Suara.com - Tim kuasa hukum Adly Fairuz, Andy R.H. Gultom, merespons keras gugatan perdata wanprestasi senilai Rp5 miliar yang dilayangkan terhadap kliennya atas dugaan pelolosan seleksi masuk Akademi Kepolisian (Akpol).

Pihak Adly menilai gugatan tersebut tidak berdasar, sarat rekayasa, dan berpotensi menjadi upaya pembunuhan karakter.

Andy menegaskan bahwa Adly Fairuz tidak pernah melakukan penipuan ataupun wanprestasi. 

Menurutnya, peran Adly dalam kasus ini hanyalah sebatas perantara komunikasi dengan itikad membantu, bukan sebagai pihak yang mengelola atau memegang dana sengketa.

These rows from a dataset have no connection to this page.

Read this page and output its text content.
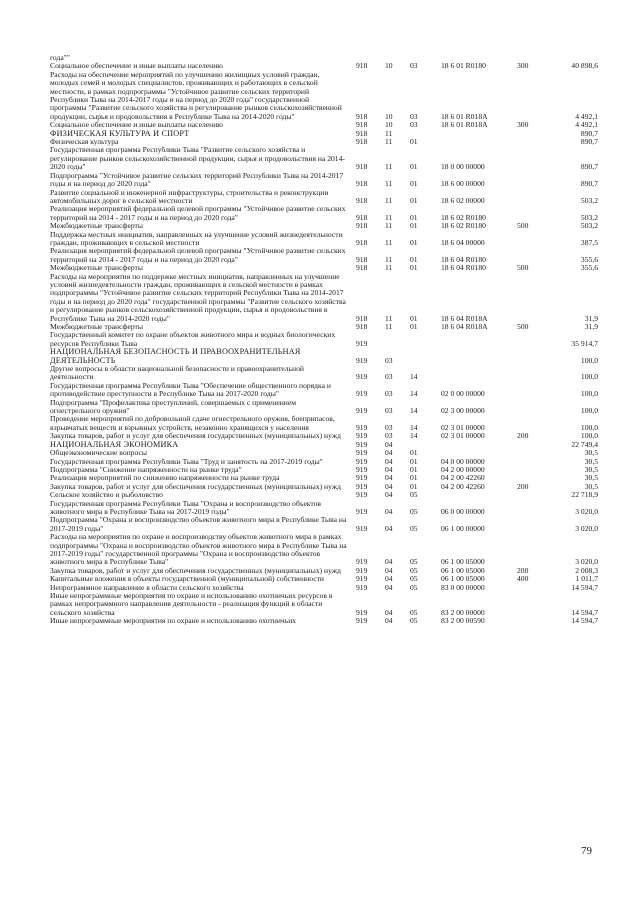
года""
Социальное обеспечение и иные выплаты населению	918 10 03	18 6 01 R0180	300	40 898,6
Расходы на обеспечение мероприятий по улучшению жилищных условий граждан, молодых семей и молодых специалистов, проживающих и работающих в сельской местности, в рамках подпрограммы "Устойчивое развитие сельских территорий Республики Тыва на 2014-2017 годы и на период до 2020 года" государственной программы "Развитие сельского хозяйства и регулирование рынков сельскохозяйственной продукции, сырья и продовольствия в Республике Тыва на 2014-2020 годы"	918 10 03	18 6 01 R018A	4 492,1
Социальное обеспечение и иные выплаты населению	918 10 03	18 6 01 R018A	300	4 492,1
ФИЗИЧЕСКАЯ КУЛЬТУРА И СПОРТ	918 11	890,7
Физическая культура	918 11 01	890,7
Государственная программа Республики Тыва "Развитие сельского хозяйства и регулирование рынков сельскохозяйственной продукции, сырья и продовольствия на 2014-2020 годы"	918 11 01	18 0 00 00000	890,7
Подпрограмма "Устойчивое развитие сельских территорий Республики Тыва на 2014-2017 годы и на период до 2020 года"	918 11 01	18 6 00 00000	890,7
Развитие социальной и инженерной инфраструктуры, строительства и реконструкции автомобильных дорог в сельской местности	918 11 01	18 6 02 00000	503,2
Реализация мероприятий федеральной целевой программы "Устойчивое развитие сельских территорий на 2014 - 2017 годы и на период до 2020 года"	918 11 01	18 6 02 R0180	503,2
Межбюджетные трансферты	918 11 01	18 6 02 R0180	500	503,2
Поддержка местных инициатив, направленных на улучшение условий жизнедеятельности граждан, проживающих в сельской местности	918 11 01	18 6 04 00000	387,5
Реализация мероприятий федеральной целевой программы "Устойчивое развитие сельских территорий на 2014 - 2017 годы и на период до 2020 года"	918 11 01	18 6 04 R0180	355,6
Межбюджетные трансферты	918 11 01	18 6 04 R0180	500	355,6
Расходы на мероприятия по поддержке местных инициатив, направленных на улучшение условий жизнедеятельности граждан, проживающих в сельской местности в рамках подпрограммы "Устойчивое развитие сельских территорий Республики Тыва на 2014-2017 годы и на период до 2020 года" государственной программы "Развитие сельского хозяйства и регулирование рынков сельскохозяйственной продукции, сырья и продовольствия в Республике Тыва на 2014-2020 годы"	918 11 01	18 6 04 R018A	31,9
Межбюджетные трансферты	918 11 01	18 6 04 R018A	500	31,9
Государственный комитет по охране объектов животного мира и водных биологических ресурсов Республики Тыва	919	35 914,7
НАЦИОНАЛЬНАЯ БЕЗОПАСНОСТЬ И ПРАВООХРАНИТЕЛЬНАЯ ДЕЯТЕЛЬНОСТЬ	919 03	100,0
Другие вопросы в области национальной безопасности и правоохранительной деятельности	919 03 14	100,0
Государственная программа Республики Тыва "Обеспечение общественного порядка и противодействие преступности в Республике Тыва на 2017-2020 годы"	919 03 14	02 0 00 00000	100,0
Подпрограмма "Профилактика преступлений, совершаемых с применением огнестрельного оружия"	919 03 14	02 3 00 00000	100,0
Проведение мероприятий по добровольной сдаче огнестрельного оружия, боеприпасов, взрывчатых веществ и взрывных устройств, незаконно хранящихся у населения	919 03 14	02 3 01 00000	100,0
Закупка товаров, работ и услуг для обеспечения государственных (муниципальных) нужд	919 03 14	02 3 01 00000	200	100,0
НАЦИОНАЛЬНАЯ ЭКОНОМИКА	919 04	22 749,4
Общеэкономические вопросы	919 04 01	30,5
Государственная программа Республики Тыва "Труд и занятость на 2017-2019 годы"	919 04 01	04 0 00 00000	30,5
Подпрограмма "Снижение напряженности на рынке труда"	919 04 01	04 2 00 00000	30,5
Реализация мероприятий по снижению напряженности на рынке труда	919 04 01	04 2 00 42260	30,5
Закупка товаров, работ и услуг для обеспечения государственных (муниципальных) нужд	919 04 01	04 2 00 42260	200	30,5
Сельское хозяйство и рыболовство	919 04 05	22 718,9
Государственная программа Республики Тыва "Охрана и воспроизводство объектов животного мира в Республике Тыва на 2017-2019 годы"	919 04 05	06 0 00 00000	3 020,0
Подпрограмма "Охрана и воспроизводство объектов животного мира в Республике Тыва на 2017-2019 годы"	919 04 05	06 1 00 00000	3 020,0
Расходы на мероприятия по охране и воспроизводству объектов животного мира в рамках подпрограммы "Охрана и воспроизводство объектов животного мира в Республике Тыва на 2017-2019 годы" государственной программы "Охрана и воспроизводство объектов животного мира в Республике Тыва"	919 04 05	06 1 00 05000	3 020,0
Закупка товаров, работ и услуг для обеспечения государственных (муниципальных) нужд	919 04 05	06 1 00 05000	200	2 008,3
Капитальные вложения в объекты государственной (муниципальной) собственности	919 04 05	06 1 00 05000	400	1 011,7
Непрограммное направление в области сельского хозяйства	919 04 05	83 0 00 00000	14 594,7
Иные непрограммные мероприятия по охране и использованию охотничьих ресурсов в рамках непрограммного направления деятельности - реализация функций в области сельского хозяйства	919 04 05	83 2 00 00000	14 594,7
Иные непрограммные мероприятия по охране и использованию охотничьих	919 04 05	83 2 00 00590	14 594,7
79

"Klien kami tidak pernah menguasai dana sebagaimana didalilkan. Gugatan ini tidak mencerminkan fakta hukum dan terkesan memaksakan kehendak," tegas Andy R.H. Gultom.

Aktor Adly Fairuz berpose ketika menjawab pertanyaan awak media di Kawasan Asia Afrika, Jakarta Pusat, Sabtu (8/8). [Suara.com/Alfian Winanto]

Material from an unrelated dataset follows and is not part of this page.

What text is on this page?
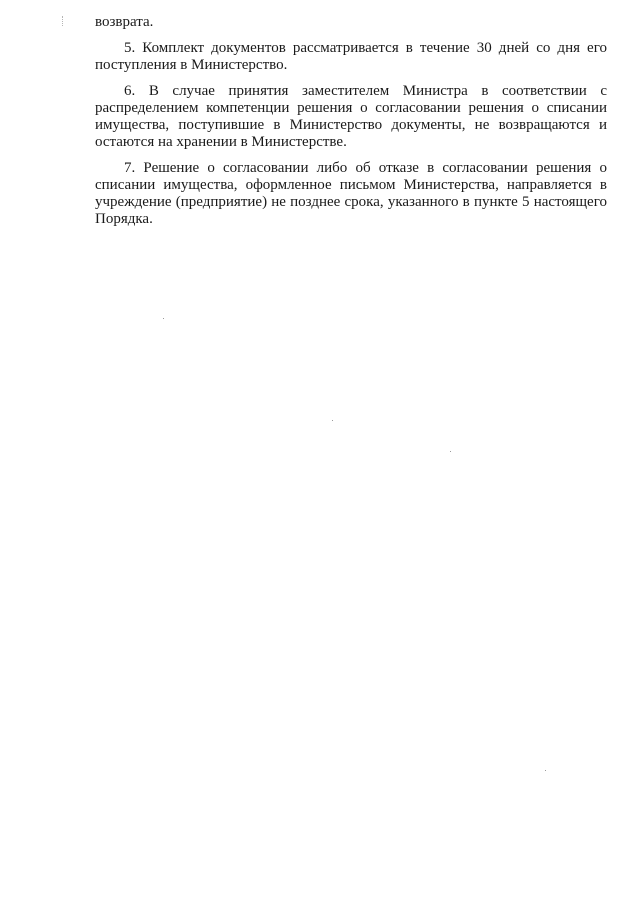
возврата.

5. Комплект документов рассматривается в течение 30 дней со дня его поступления в Министерство.

6. В случае принятия заместителем Министра в соответствии с распределением компетенции решения о согласовании решения о списании имущества, поступившие в Министерство документы, не возвращаются и остаются на хранении в Министерстве.

7. Решение о согласовании либо об отказе в согласовании решения о списании имущества, оформленное письмом Министерства, направляется в учреждение (предприятие) не позднее срока, указанного в пункте 5 настоящего Порядка.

Lebih lanjut, tim hukum Adly menyoroti cacat formil terkait kedudukan hukum alias legal standing penggugat. 

Andy mengungkap bahwa uang yang dipermasalahkan bukanlah milik penggugat. Bahkan, dalam dokumen perjanjian di notaris, penggugat tidak memiliki hak kepemilikan atas dana tersebut.

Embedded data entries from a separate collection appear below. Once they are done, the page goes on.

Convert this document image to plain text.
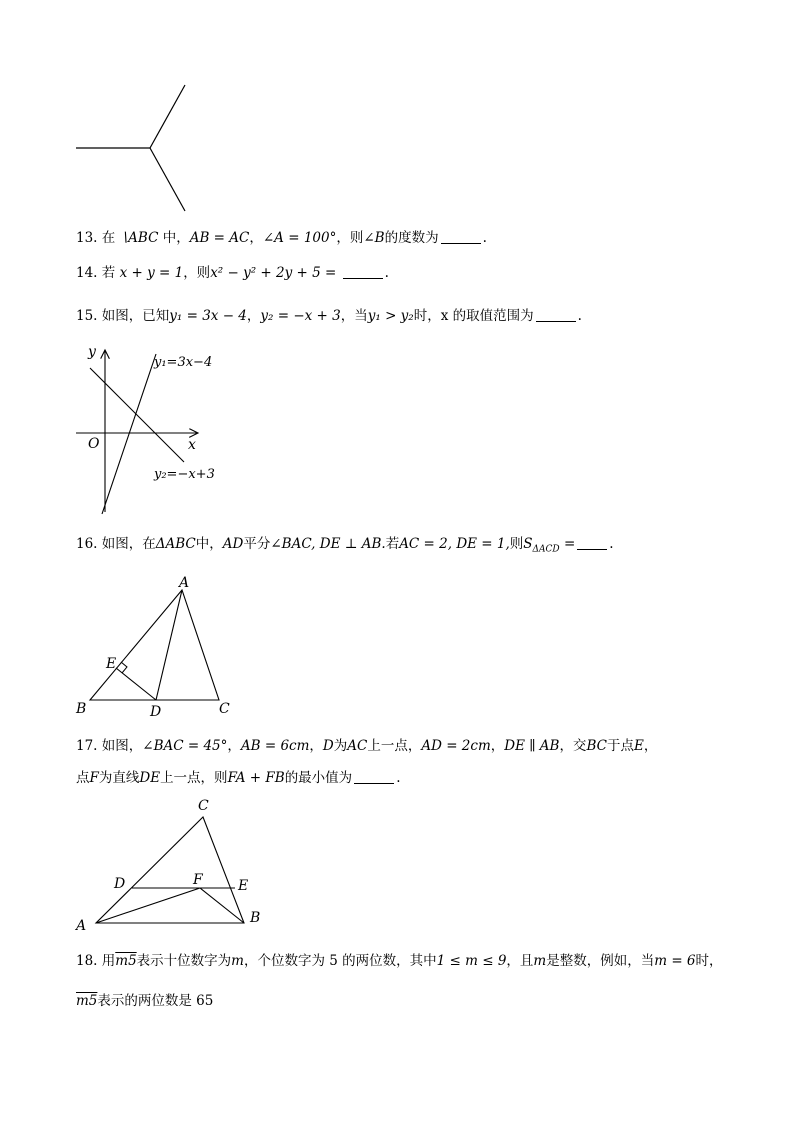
13. 在 ∖ABC 中，AB = AC，∠A = 100°，则∠B的度数为	.
14. 若 x + y = 1，则x² − y² + 2y + 5 =	.
15. 如图，已知y₁ = 3x − 4，y₂ = −x + 3，当y₁ > y₂时，x 的取值范围为	.
y
x
O
y₁=3x−4
y₂=−x+3
16. 如图，在ΔABC中，AD平分∠BAC, DE ⊥ AB.若AC = 2, DE = 1,则$S_{\Delta ACD}$ =	.
A
B	C
D
E
17. 如图，∠BAC = 45°，AB = 6cm，D为AC上一点，AD = 2cm，DE ∥ AB，交BC于点E，
点F为直线DE上一点，则FA + FB的最小值为	.
A	B
C
D	E
F
18. 用m5表示十位数字为m，个位数字为 5 的两位数，其中1 ≤ m ≤ 9，且m是整数，例如，当m = 6时，
m5表示的两位数是 65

Kejanggalan lain turut dibongkar, di mana Penggugat ternyata tercatat sebagai kuasa hukum dari Turut Tergugat I (Agung Wahyono) dalam laporan polisi terpisah. Penggugat juga disebut terlibat langsung dalam pengambilan dana sengketa sebesar Rp4 miliar di Surabaya.

Sebagai bukti itikad baik, Adly diklaim telah mengembalikan uang sebesar Rp500 juta ke rekening penggugat, ditambah biaya administrasi yang diminta. 

Baca Juga: Perjalanan Cinta Angbeen Rishi dengan Adly Fairuz: Sempat Tak Direstui Ibu, Kini Gugat Cerai

Pihak Adly Fairuz menyatakan siap membuktikan seluruh fakta ini di pengadilan dan meminta publik untuk tidak terburu-buru menghakimi sebelum proses hukum selesai.

Sebagaimana diketahui, perseteruan hukum ini bermula dari dugaan penipuan dan penggelapan bermodus jasa pelolosan seleksi masuk Akademi Kepolisian (Akpol). 

Adly Fairuz terseret setelah pihak keluarga calon taruna melaporkan kerugian material mencapai Rp3,65 miliar hingga Rp4 miliar karena anak mereka gagal lolos seleksi meski uang telah disetor. 

Selain laporan pidana di kepolisian yang kini berstatus penyidikan, Adly juga digugat secara perdata karena dianggap ingkar janji (wanprestasi) mengembalikan dana tersebut, dengan nilai tuntutan membengkak menjadi Rp5 miliar.